I have posted on political topics quite frequently in the past, but over the past couple of years I find myself increasingly disinclined to do so. I think there are a number of reasons for this, particularly in the case of the UK.
The first of these, obviously, is Brexit. Six years after the referendum and three years after Britain left the EU, people are still going on about it. Interestingly, this is only the case in the UK. Everyone else has moved on and adjusted to the changed reality, but in Britain people are still trying to argue the pros and cons of this increasingly self-evident failure.
Even here, it isn’t as if there is any actual conversation going on. People are still going around in circles, making the same claims and counter-claims, still fighting the same battles over and over again. It’s tiring, it’s boring, and it goes nowhere.

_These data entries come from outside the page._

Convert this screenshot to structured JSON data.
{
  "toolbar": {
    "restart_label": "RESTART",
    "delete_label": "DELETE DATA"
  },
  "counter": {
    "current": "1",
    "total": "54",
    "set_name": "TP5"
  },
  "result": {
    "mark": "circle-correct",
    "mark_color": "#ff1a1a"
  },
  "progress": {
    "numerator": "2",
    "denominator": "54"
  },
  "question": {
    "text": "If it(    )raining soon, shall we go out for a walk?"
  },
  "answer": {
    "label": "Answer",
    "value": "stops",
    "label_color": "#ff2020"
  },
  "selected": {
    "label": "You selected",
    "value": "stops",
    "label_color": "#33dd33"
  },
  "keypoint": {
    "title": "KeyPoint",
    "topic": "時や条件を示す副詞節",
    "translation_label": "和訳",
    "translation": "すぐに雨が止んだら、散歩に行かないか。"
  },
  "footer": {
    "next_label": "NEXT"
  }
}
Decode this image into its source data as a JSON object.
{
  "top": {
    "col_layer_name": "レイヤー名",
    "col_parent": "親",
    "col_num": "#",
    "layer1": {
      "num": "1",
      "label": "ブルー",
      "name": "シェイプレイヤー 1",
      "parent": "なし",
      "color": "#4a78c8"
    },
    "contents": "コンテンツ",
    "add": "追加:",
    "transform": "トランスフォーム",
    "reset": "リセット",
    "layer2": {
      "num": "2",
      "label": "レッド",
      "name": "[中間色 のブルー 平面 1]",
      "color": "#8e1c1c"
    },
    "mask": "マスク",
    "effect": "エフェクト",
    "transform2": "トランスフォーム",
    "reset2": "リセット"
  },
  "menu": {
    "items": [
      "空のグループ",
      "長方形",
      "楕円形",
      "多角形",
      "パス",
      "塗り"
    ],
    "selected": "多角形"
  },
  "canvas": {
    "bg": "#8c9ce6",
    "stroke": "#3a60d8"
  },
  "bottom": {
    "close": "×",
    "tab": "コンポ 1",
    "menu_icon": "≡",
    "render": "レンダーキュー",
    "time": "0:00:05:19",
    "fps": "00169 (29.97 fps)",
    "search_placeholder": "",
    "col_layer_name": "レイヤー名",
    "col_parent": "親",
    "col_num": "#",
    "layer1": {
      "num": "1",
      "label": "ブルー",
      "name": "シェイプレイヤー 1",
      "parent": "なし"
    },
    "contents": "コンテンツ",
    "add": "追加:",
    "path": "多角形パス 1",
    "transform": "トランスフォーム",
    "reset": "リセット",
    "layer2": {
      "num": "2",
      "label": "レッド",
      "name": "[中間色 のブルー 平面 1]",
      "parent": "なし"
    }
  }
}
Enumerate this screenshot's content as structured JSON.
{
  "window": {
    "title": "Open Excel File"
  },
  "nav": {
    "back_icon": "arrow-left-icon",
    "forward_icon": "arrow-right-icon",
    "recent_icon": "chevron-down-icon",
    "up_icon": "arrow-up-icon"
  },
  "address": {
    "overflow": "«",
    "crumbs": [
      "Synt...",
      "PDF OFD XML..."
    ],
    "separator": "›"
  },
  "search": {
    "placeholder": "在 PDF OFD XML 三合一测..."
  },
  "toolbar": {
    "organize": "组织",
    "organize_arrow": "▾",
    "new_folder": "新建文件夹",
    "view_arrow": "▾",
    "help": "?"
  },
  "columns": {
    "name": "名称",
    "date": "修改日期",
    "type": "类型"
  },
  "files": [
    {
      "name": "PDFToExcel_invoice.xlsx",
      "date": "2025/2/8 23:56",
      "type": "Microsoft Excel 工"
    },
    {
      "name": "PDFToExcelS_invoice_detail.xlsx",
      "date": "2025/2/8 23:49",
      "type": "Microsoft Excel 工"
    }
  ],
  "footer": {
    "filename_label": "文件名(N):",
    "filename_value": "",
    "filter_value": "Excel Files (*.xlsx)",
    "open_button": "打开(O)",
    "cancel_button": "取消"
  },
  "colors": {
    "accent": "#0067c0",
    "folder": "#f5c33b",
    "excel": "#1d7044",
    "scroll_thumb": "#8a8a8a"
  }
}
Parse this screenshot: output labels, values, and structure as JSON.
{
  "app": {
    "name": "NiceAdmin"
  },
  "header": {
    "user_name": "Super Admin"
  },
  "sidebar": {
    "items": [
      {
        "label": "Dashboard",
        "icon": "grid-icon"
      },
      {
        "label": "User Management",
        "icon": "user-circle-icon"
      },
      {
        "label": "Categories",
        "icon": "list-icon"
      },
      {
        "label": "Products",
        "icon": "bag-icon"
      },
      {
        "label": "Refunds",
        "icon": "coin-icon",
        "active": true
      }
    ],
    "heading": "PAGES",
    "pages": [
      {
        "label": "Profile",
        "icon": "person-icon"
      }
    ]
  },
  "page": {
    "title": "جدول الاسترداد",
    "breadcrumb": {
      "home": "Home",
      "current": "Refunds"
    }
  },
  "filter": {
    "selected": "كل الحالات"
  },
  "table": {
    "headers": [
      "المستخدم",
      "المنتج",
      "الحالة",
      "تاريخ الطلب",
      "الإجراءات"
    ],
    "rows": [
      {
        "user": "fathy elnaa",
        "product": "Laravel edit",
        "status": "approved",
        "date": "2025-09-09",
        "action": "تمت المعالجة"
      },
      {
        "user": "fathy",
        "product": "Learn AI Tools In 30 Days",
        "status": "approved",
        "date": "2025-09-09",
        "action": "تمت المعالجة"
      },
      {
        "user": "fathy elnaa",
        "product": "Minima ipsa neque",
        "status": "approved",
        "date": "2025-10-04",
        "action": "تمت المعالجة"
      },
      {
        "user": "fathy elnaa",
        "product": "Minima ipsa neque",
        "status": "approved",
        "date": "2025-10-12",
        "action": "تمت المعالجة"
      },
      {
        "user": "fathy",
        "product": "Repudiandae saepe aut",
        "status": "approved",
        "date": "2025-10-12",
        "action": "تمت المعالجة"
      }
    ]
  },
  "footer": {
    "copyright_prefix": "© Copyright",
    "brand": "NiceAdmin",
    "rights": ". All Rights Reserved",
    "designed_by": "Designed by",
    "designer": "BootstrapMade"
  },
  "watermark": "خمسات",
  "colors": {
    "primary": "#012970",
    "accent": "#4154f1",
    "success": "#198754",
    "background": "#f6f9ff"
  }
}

Related to this (I think) is that politics has become a lot more performative. There has always been an element of left-wing thinking that values ideological purity over achieving solutions, but the Conservative party appears to have leapt into a full-on embrace of identity politics. The media doesn’t help and we end up with proposals and policies that can’t work, won’t work, will never be implemented and serve only to send signals to one group of supporters or the other.
And I have better things to do with my time than watch various gangs of trolls attempting to score juvenile points at each other’s expense.
Britain is in a mess and things are not going to improve until those at the top start addressing issues rather than pandering to increasingly paranoid fantasies. But there is hope, as noted by Gerhard Schnyder in his Brexit Impact Tracker earlier this week.
Together with the increasingly deep internal divisions that Chris Grey wrote about last week, there is hope that “Brexit is slowly killing the Conservative Party,” possibly making room for a less nasty, less corrupt, more modern centre-right party. That is something the UK desperately needs.
I have thought for a while now that this needs to happen. The UK Conservative party needs to collapse completely in order to leave the way open for a more moderate party to fill the gaping void in British politics that is doing so much damage to the country.